Once just a headache for the White House, Trump’s relative weakness with Latter-day Saints is now a growing political liability. His standing has slumped in several pivotal states, including Arizona, where members of the faith make up 6% of the population. Many are clustered around Phoenix, where Republicans have struggled to hold their ground in the Trump era.

Last week, the Trump campaign launched its Latter-day Saints for Trump Coalition, sending Vice President Mike Pence to Mesa, a Phoenix suburb, for the kickoff. Pence, who often serves as Trump’s emissary to religious conservatives, appealed to church members’ opposition to abortion rights and concerns over religious liberty.

Trump “has stood for the religious freedom of every American of every faith every day of this administration,” Pence told the group of about 200 people.

Last month, the president’s son Donald Trump Jr. hosted a conference call with reporters to commemorate Pioneer Day, a church holiday celebrating the arrival of the first church settlers in Utah’s Salt Lake Valley in 1847. Trump Jr. said he was in Utah at the time for a fishing trip.

Still, signs of discontent were clear.

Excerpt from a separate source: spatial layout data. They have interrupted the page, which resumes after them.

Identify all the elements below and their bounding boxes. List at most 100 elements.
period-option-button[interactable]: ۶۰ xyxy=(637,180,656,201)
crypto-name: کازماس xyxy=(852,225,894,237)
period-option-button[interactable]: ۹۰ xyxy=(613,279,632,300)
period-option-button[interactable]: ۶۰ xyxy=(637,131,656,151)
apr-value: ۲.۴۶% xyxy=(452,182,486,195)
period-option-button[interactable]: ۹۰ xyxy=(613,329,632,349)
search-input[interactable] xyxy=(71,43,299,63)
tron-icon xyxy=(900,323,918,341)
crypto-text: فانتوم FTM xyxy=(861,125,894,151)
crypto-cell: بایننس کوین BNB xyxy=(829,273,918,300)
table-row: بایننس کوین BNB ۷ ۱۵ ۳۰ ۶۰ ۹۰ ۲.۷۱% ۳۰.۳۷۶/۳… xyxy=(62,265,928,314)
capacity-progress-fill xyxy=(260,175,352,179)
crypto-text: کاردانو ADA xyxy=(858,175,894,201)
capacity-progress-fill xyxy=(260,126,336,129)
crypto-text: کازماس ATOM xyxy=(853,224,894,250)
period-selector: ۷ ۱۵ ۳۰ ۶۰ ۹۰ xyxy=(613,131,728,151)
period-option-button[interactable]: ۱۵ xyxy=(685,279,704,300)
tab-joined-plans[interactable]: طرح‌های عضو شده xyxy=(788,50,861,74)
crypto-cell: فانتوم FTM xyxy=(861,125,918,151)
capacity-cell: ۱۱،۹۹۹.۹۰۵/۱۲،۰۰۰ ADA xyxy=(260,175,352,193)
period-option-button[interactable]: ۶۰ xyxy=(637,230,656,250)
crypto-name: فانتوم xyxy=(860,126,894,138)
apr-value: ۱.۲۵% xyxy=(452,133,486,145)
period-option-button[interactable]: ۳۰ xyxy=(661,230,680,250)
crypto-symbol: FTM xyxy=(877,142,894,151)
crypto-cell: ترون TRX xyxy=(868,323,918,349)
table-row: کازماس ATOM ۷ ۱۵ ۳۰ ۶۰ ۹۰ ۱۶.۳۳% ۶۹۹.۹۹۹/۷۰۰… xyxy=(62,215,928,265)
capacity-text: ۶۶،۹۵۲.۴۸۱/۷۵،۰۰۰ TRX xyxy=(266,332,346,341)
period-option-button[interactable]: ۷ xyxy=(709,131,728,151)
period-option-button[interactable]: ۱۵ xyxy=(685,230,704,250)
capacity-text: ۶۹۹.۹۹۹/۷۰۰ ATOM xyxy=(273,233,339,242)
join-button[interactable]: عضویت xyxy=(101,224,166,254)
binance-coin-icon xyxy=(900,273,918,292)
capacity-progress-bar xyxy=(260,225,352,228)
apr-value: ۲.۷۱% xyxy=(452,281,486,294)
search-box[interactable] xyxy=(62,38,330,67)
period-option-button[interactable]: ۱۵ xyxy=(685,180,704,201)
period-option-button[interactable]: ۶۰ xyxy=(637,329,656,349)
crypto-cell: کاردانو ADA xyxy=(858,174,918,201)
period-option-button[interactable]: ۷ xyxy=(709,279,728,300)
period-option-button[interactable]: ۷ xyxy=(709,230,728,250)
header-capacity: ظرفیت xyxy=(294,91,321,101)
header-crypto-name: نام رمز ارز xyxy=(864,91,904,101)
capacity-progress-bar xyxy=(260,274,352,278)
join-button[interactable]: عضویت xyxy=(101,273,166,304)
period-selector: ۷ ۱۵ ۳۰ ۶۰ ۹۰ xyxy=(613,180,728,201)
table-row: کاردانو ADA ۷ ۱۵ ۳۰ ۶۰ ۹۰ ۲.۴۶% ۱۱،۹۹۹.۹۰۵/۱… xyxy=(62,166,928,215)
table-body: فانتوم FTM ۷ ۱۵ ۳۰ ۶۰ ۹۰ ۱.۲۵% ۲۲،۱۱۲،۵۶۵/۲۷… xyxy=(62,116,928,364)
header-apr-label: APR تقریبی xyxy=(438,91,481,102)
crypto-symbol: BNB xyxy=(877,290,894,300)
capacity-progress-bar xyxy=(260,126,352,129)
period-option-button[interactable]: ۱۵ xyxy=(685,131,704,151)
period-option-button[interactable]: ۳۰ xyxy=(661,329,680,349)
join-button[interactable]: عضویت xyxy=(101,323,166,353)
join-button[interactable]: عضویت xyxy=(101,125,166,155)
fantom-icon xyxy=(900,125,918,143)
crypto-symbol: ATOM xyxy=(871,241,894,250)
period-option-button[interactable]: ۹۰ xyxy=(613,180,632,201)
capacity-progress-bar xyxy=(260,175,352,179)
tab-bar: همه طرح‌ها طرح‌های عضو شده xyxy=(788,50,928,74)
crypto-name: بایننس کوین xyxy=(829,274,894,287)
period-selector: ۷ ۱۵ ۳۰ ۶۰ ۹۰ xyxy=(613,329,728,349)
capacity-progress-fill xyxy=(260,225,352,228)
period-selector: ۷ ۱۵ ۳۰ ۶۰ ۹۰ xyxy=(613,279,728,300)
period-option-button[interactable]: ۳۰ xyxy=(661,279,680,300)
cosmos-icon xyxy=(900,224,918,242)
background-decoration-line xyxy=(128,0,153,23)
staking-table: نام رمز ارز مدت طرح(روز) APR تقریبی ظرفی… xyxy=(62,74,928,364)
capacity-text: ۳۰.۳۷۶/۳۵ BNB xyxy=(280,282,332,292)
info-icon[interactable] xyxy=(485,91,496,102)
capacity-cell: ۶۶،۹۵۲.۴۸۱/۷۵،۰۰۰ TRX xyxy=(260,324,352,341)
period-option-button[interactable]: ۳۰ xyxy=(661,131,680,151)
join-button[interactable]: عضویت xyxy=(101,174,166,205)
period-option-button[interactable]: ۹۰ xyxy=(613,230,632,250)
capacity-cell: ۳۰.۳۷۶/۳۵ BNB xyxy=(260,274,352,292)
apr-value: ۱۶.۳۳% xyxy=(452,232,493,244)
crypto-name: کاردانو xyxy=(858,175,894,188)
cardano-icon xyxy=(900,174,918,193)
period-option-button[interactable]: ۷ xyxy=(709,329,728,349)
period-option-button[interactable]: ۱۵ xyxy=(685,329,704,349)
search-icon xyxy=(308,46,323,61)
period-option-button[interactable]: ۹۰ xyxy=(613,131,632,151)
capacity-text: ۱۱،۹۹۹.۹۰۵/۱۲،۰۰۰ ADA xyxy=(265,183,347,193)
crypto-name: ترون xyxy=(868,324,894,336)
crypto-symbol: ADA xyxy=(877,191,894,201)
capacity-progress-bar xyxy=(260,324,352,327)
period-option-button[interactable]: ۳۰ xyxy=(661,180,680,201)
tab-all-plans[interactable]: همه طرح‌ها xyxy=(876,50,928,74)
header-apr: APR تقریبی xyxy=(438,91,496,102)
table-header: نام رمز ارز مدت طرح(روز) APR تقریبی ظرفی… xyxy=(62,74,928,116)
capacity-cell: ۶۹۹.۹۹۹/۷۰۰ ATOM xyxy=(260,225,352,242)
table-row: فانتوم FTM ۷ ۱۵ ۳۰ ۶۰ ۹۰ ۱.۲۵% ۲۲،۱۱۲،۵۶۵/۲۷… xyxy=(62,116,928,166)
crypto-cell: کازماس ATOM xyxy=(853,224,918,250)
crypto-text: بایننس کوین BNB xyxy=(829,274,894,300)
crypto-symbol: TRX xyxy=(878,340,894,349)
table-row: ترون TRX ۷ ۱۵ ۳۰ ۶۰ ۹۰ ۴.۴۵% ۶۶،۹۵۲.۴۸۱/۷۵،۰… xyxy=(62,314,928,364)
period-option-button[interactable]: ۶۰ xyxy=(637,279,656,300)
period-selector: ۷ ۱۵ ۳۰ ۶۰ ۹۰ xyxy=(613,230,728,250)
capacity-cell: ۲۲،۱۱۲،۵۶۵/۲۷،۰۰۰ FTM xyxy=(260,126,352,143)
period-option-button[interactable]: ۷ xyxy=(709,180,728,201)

More than 200 people identifying themselves as Republicans who belong to the church published an open letter Wednesday declaring their opposition to Trump and calling him “the antithesis of so much the Latter-day Saints community believes.”

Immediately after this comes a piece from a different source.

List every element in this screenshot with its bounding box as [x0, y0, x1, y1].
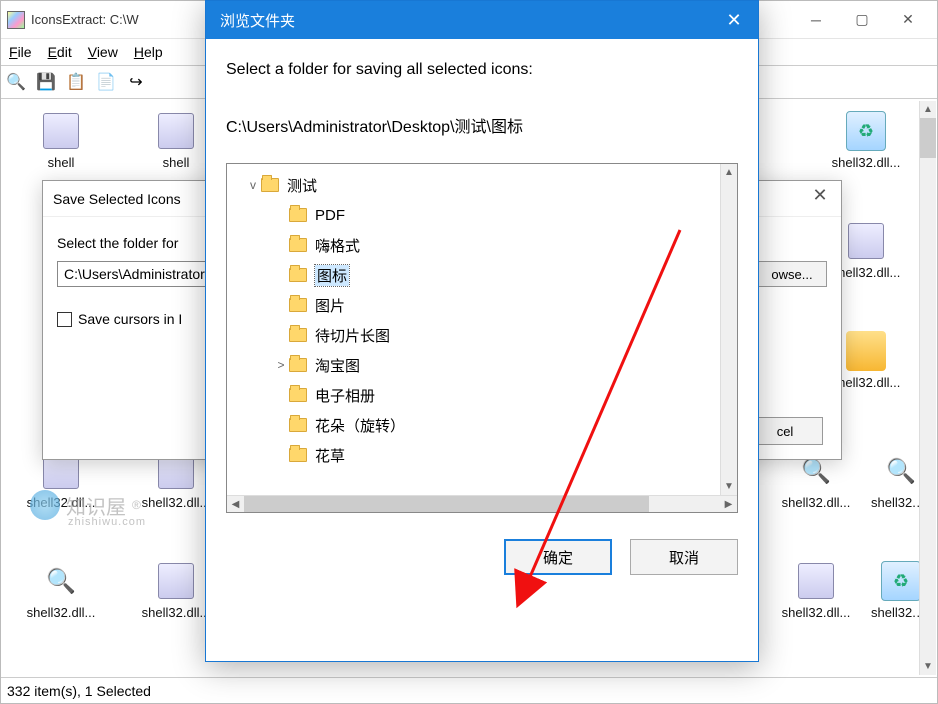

To be sure, Latter-day Saints have traditionally voted Republican and are likely to remain part of the GOP coalition. Clustered in solidly Republican states, they have long been a major force in GOP primaries and local politics across the West.

Trump won Arizona in 2016 by 91,000 votes. There are about 436,000 Latter-day Saints in Arizona, according to church statistics. Many live in Phoenix’s East Valley suburbs popular with young families, including Gilbert, Chandler and Mesa.

In recent elections, political consultants have considered these areas a barometer of swing voters, including women and college-educated white voters who have recently shifted Democratic. In 2018, several neighborhoods east of Phoenix popular with church members voted for Republican Gov. Doug Ducey and Democratic Sen. Kyrsten Sinema.

“From the time we’re young we’re taught — as are all Christians — that we’re supposed to love God and love our neighbor,” said Kathy Varga, a 39-year-old speech therapist from Mesa. “I don’t see that happening right now. I just see the country becoming more divided.”

Varga reluctantly voted for Trump in 2016 because she was worried about Democrat Hillary Clinton putting liberal justices on the Supreme Court. Now Varga says he believes Trump is threatening government institutions and the Constitution. She plans to vote for Biden, even though she disagrees with many of his policies, because “the most important thing right now is to unify the country.”